Generally, if a specific asset gifted in a will no longer exists, it is considered “adeemed,” meaning the gift is no longer valid. However, if the attorney mistakenly sold the asset, the ademption rule does not apply. In such cases, after the grantor’s death, the beneficiary has the right to claim the proceeds from the sale of the disposed asset (with no interest).
s.40 SDA and Regulations under SDA provide:
If the POA document specifies the compensation details itself, refer to the POa document, that’s it.

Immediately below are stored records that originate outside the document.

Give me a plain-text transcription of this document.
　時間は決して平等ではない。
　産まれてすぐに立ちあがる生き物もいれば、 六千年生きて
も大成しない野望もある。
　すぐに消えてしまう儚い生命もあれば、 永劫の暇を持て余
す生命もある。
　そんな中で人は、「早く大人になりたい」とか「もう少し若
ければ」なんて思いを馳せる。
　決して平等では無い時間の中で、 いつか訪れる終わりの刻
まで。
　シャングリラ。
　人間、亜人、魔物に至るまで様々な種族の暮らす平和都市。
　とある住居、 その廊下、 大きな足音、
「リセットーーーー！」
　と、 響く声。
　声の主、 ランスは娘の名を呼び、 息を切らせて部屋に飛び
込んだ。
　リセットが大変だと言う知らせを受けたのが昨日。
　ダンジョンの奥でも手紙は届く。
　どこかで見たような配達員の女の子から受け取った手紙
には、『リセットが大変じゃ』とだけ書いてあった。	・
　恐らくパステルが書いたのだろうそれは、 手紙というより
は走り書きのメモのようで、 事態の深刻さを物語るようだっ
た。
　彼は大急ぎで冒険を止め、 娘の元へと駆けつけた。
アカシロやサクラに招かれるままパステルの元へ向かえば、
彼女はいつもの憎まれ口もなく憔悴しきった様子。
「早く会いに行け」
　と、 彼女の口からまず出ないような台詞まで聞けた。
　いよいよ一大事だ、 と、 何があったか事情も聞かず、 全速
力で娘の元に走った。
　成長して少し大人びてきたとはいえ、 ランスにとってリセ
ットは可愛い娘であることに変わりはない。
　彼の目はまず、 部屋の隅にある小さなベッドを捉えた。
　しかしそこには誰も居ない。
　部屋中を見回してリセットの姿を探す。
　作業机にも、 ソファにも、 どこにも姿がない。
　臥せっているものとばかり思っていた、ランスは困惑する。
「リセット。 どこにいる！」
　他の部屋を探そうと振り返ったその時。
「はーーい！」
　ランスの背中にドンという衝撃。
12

If the POA document is silent on attorney’s compensation, the regulations under SDA says:
- 3% capital/income receipts, and 3% capital/income disbursements
- 3/5 of 1% (meaning 0.6%) of average market value of assets per year, and this 0.6% is on top of the 3% above
The Banton v. Banton [1998] tells us it is improper for attorney to interfere with testamentary freedom by the transfer assets into an inter vivos trust as a will substitute
- Story:
- George Banton was born in 1906 and had 5 children with his first wife, they lived in Toronto.
- His first wife died when he was was 64
- He married his wife’s sister as his second wife, his second wife died when he was 88.

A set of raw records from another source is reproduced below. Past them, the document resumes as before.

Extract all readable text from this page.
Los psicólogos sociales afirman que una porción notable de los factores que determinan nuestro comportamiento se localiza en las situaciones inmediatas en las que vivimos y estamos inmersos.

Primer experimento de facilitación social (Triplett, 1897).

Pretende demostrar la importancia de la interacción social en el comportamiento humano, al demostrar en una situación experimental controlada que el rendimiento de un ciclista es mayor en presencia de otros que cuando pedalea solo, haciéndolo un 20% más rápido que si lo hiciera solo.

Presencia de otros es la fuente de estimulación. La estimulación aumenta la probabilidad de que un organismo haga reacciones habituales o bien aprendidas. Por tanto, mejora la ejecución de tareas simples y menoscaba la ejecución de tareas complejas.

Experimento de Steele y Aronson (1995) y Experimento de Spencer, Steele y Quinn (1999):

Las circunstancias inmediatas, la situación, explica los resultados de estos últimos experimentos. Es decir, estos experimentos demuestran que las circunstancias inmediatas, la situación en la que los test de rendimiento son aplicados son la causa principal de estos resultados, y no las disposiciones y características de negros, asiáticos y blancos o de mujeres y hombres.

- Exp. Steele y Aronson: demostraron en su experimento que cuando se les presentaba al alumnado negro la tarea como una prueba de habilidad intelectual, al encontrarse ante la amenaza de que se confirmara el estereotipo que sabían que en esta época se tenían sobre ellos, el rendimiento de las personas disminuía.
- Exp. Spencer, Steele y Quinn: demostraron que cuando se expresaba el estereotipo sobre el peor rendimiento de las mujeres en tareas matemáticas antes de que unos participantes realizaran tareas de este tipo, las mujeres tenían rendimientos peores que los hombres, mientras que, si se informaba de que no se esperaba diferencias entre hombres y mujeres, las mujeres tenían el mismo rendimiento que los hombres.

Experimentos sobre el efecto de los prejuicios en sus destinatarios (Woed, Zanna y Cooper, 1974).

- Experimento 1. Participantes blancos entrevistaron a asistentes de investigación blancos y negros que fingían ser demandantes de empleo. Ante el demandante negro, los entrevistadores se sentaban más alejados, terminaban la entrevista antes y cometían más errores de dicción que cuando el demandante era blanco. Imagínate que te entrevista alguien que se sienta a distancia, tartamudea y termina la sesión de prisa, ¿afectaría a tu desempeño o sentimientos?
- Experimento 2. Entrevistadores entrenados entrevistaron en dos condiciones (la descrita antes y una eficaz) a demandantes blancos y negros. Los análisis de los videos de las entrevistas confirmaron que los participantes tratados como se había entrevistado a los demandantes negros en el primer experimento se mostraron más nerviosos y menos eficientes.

- At the age of 81, he executed a POA in favour of his two sons.
- At the age of 84, he was diagnosed with prostate cancer, and started receiving lots of surgeries, his testicles were removed, he had several falls and was deaf and incontinent, he was told that his life expectancy was 2-3 years.
- At the age of 85, he made a will to make arrangements for
- taking care of his 2nd wife
- his estate to be divided equally among his 5 children
- He was moved to a retirement home when he was 87, and fell in love with a 31-year-old woman Muna Yassin, who works as a waitress in the restaurant of the retirement home.

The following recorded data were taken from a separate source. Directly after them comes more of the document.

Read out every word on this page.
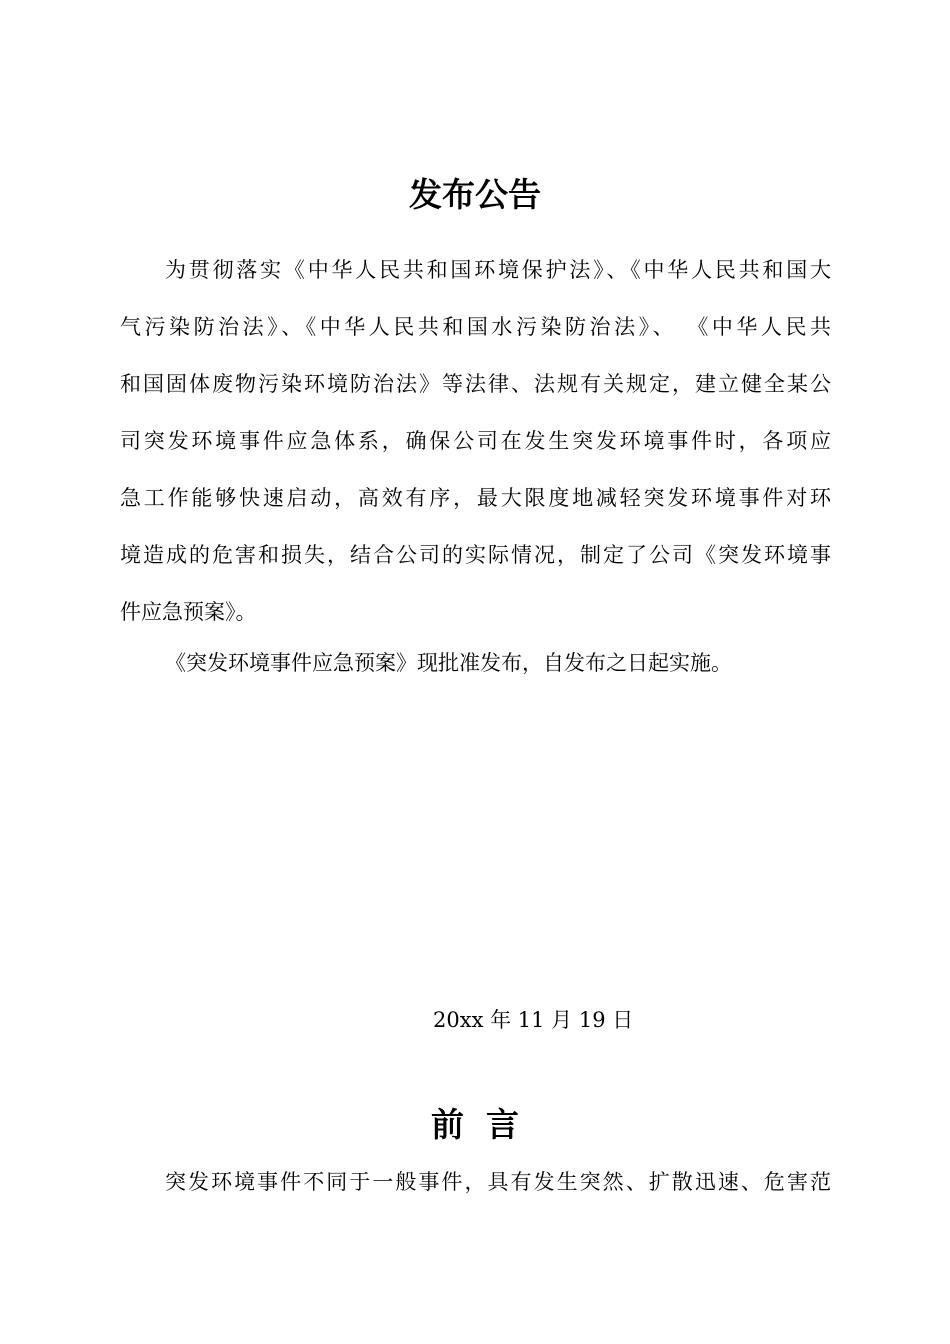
发布公告
为贯彻落实《中华人民共和国环境保护法》、《中华人民共和国大
气污染防治法》、《中华人民共和国水污染防治法》、 《中华人民共
和国固体废物污染环境防治法》等法律、法规有关规定，建立健全某公
司突发环境事件应急体系，确保公司在发生突发环境事件时，各项应
急工作能够快速启动，高效有序，最大限度地减轻突发环境事件对环
境造成的危害和损失，结合公司的实际情况，制定了公司《突发环境事
件应急预案》。
《突发环境事件应急预案》现批准发布，自发布之日起实施。
20xx 年 11 月 19 日
前 言
突发环境事件不同于一般事件，具有发生突然、扩散迅速、危害范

- He secretly married the waitress when he was 88, and he made a new will, disinherited his 5 children and left everything to his young wife.
- His children became increasingly disturbed about his relationship with Muna, until one day they heard Muna withdrew $10,000 from their father’s bank account, they invoked the POA and transferred all his money to a trust account under CIBC, which is to support their father’s life as they believed the old man was physical and mental incapable.
- He died at the age of 90, 14 months after his marriage to Muna.
- Parties started suing each other:
- Muna sued his children for interference with testamentary freedom by transferring his assets into an inter vivos trust
- His children sued the estate and claimed the last will to be invalid because he wasn’t mentally capable and was severely under influence.
- Issues:
- Whether Banton had testamentary capacity when he signed his new will at age of 89
- Whether the making of the wills was procured by undue influence
- Whether a trust set up by Banton’s children was invalid
- Whether Banton had contractual capacity to enter into a marriage when he was 88
- Court’s decision:
- No. (favorable to the children)
- Yes. (favorable to the children)
- No. (favorable to the children)
- Yes. The biggest turning point has arrived, this means the court believes that when George Banton died intestate and his estate is to be distributed on that basis, Muna will get the majority of the money.
Important Notice:
Compared to drafting a will, creating a DIY POA is more challenging. This is partly due to the limited online resources available and the higher risk of errors when drafting POA documents or acting under a POA. Therefore, this series of blogs is intended only to provide a basic understanding of the POA field. If you or your family are involved with POA or guardianship matters, we strongly recommend consulting your lawyer.